(Un édito de Jacques Attali)
Parmi les mille et unes formes de vandalismes qui touchent aujourd’hui la France, dans laquelle on s’attaque indistinctement à des magasins et des abribus, des banques et des préfectures, des commissariats et des églises, il en est une qui mérite qu’on s’y arrête particulièrement, parce qu’elle est toujours révélatrice de bien plus qu’elle-même : l’antisémitisme.
Dans l’Histoire, cette monstruosité a pris mille formes. Avant l’empire romain, l’antisémitisme était fondé sur la méfiance à l’égard du seul peuple monothéiste, qui refusait d’intégrer les autres dieux dans son panthéon, et qui prétendait que son Dieu était aussi le seul Dieu de tous les autres peuples, sans pour autant vouloir le leur imposer par la force.
Avec l’Empire romain, (et après une courte période pendant laquelle ils ont partagé leur martyr avec les Chrétiens), les Juifs se sont vus accusés de déicide et mis à l’écart de toute vie commune, à moins d’abjurer. Les accusations ont redoublé au Moyen Orient, quand ils n’ont pas voulu rejoindre la nouvelle religion monothéiste, l’Islam.
Quand commença le deuxième millénaire, (et que l’économie, se réveillant, eut besoin de liquidité, en Islam d’abord, puis en Europe chrétienne), on leur a imposé la fonction de préteur, puisque leur foi ne leur interdisait pas de faire crédit ; ils furent donc incités à venir s’installer chez les emprunteurs à condition d’être tous préteurs, en plus de leur métier. Médecin et préteur ; menuisier et préteur. Naturellement, on les a détestés de nouveau, cette fois ci pour avoir un excellent prétexte pour ne pas les rembourser. Luther et Calvin sont venus rajouter leur fiel à ceux des prêcheurs antérieurs et des emprunteurs ingrats.
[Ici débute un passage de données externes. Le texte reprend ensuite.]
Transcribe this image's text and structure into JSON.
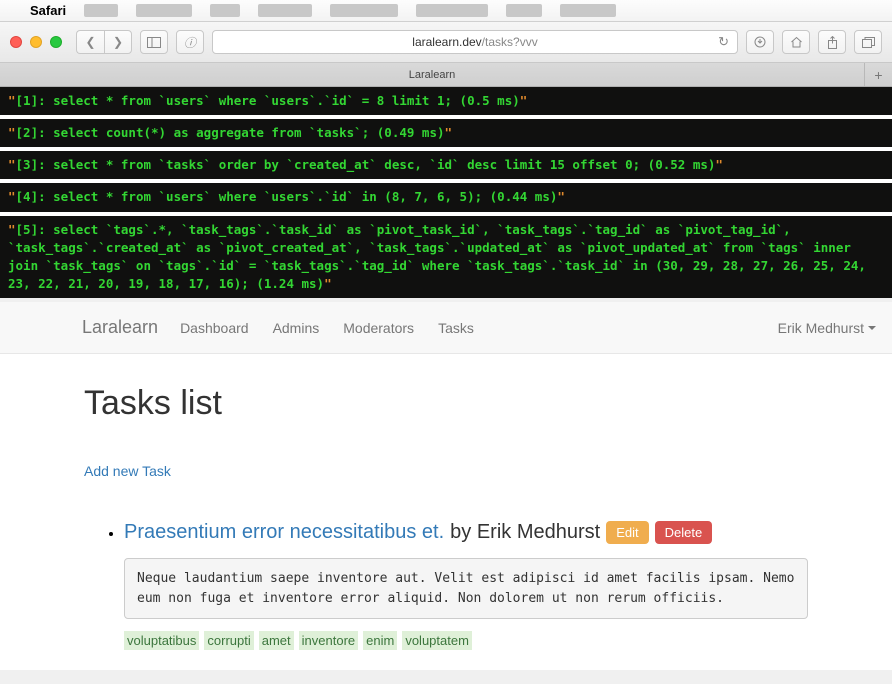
{
  "menubar": {
    "app_name": "Safari",
    "blurred_items": [
      "████",
      "███████",
      "████",
      "███████",
      "████████",
      "█████████",
      "████",
      "███████"
    ]
  },
  "browser": {
    "url_prefix": "laralearn.dev",
    "url_suffix": "/tasks?vvv",
    "tab_title": "Laralearn"
  },
  "sql_queries": [
    "[1]: select * from `users` where `users`.`id` = 8 limit 1; (0.5 ms)",
    "[2]: select count(*) as aggregate from `tasks`; (0.49 ms)",
    "[3]: select * from `tasks` order by `created_at` desc, `id` desc limit 15 offset 0; (0.52 ms)",
    "[4]: select * from `users` where `users`.`id` in (8, 7, 6, 5); (0.44 ms)",
    "[5]: select `tags`.*, `task_tags`.`task_id` as `pivot_task_id`, `task_tags`.`tag_id` as `pivot_tag_id`, `task_tags`.`created_at` as `pivot_created_at`, `task_tags`.`updated_at` as `pivot_updated_at` from `tags` inner join `task_tags` on `tags`.`id` = `task_tags`.`tag_id` where `task_tags`.`task_id` in (30, 29, 28, 27, 26, 25, 24, 23, 22, 21, 20, 19, 18, 17, 16); (1.24 ms)"
  ],
  "navbar": {
    "brand": "Laralearn",
    "links": [
      "Dashboard",
      "Admins",
      "Moderators",
      "Tasks"
    ],
    "user_name": "Erik Medhurst"
  },
  "page": {
    "title": "Tasks list",
    "add_link": "Add new Task",
    "tasks": [
      {
        "title": "Praesentium error necessitatibus et.",
        "by_prefix": "by",
        "author": "Erik Medhurst",
        "edit_label": "Edit",
        "delete_label": "Delete",
        "description": "Neque laudantium saepe inventore aut. Velit est adipisci id amet facilis ipsam. Nemo eum non fuga et inventore error aliquid. Non dolorem ut non rerum officiis.",
        "tags": [
          "voluptatibus",
          "corrupti",
          "amet",
          "inventore",
          "enim",
          "voluptatem"
        ]
      }
    ]
  }
}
Quand, au 19ème siècle, enfin autorisés à entrer dans le monde laïc, et admis dans les universités, dans les écoles de musique et de peinture, dans les industries, les partis politiques, les laboratoires, les hôpitaux, ce sont leurs nouveaux talents, dans ces domaines qu’on a commencé à jalouser et détester. On y a ajouté alors la folle accusation de maitriser en secret le monde, et de le manipuler dans son seul intérêt.
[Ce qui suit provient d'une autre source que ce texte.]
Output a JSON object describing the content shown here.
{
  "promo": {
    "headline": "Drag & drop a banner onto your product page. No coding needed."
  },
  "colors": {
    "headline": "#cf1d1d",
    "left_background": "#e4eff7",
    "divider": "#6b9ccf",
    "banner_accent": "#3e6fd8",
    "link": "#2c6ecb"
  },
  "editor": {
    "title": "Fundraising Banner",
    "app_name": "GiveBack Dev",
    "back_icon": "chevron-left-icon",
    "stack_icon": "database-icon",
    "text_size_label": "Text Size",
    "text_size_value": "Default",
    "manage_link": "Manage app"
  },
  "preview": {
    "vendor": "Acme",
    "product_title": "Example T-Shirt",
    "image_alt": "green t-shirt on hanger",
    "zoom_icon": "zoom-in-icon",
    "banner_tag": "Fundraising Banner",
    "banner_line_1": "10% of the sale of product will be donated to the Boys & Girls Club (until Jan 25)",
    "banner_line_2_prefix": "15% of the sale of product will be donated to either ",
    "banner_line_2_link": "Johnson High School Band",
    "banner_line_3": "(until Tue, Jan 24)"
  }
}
Toutes ces formes d’antisémitismes se sont alors mêlées, pour culminer dans l’Affaire Dreyfus, grand moment de vérité, où la victoire du droit et de la justice fut à l’honneur de la France. On connait la suite, et les horreurs du 20ème siècle. Auquel se sont ajoutés ensuite, pour certains, la haine de l’Etat d’Israël, et pour d’autres une hostilité à la politique de tel ou tel de ses gouvernements.
Aujourd’hui, toutes ces perversions existent encore. Plus ou moins cachées, plus ou moins latentes. Plus ou moins mêlées. Et l’anonymat permet à des vandalismes physiques ou virtuels de les exprimer autrement qu’auparavant ; tout aussi violemment.
L’Histoire, toute l’Histoire, nous apprend que l’antisémitisme fleurit, sous une forme ou une autre, dans une société qui n’est pas à l’aise avec elle-même, où la réussite est ressentie comme illégitime, et où bien des gens ont intérêt à inventer des boucs émissaires pour faire oublier leur responsabilité dans leur propre échec, ou dans celui de leur collectivité.
Tel est à mon avis le vrai sens de l’antisémitisme d’aujourd’hui : dans une démocratie de marché pervertie, où il n’y a plus, à l’échelle mondiale, ni vraie démocratie ni vrai marché, mais quelque chose comme une ploutocratie soumise à quelques firmes géantes, et à des technologies aliénantes, la tentation est grande, pour des citoyens conscients de ne plus être maitres de leur destin, de chercher des coupables là où on peut les désigner ; et pas là où ils sont ; et ils sont dans des mécanismes, pas dans des personnes.
L’antisémitisme est plus que jamais le signe barbare d’une société à la dérive, qui doit refonder ses procédures, recréer sa légitimité, faire en sorte que les fortunes soient justifiées, que les positions publiques soient méritées, que les plafonds de verre soient détruits. Ce qui n’a aucun rapport avec le statut d’une communauté particulière, dont les membres ont des opinions et des statuts très divers.
Combattre cette lèpre n’est donc pas seulement de l’intérêt des Juifs, victimes collatérales d’une société malade, mais de l’intérêt de tous les autres citoyens ; pour que, en défendant les libertés et les droits de chacun, en se focalisant sur les vrais enjeux, chacun s’efforce de réussir sa vie, de devenir lui-même et fasse surgir une société démocratique, honnête et équitable, pour les vivants d’hier, d’aujourd’hui et de demain.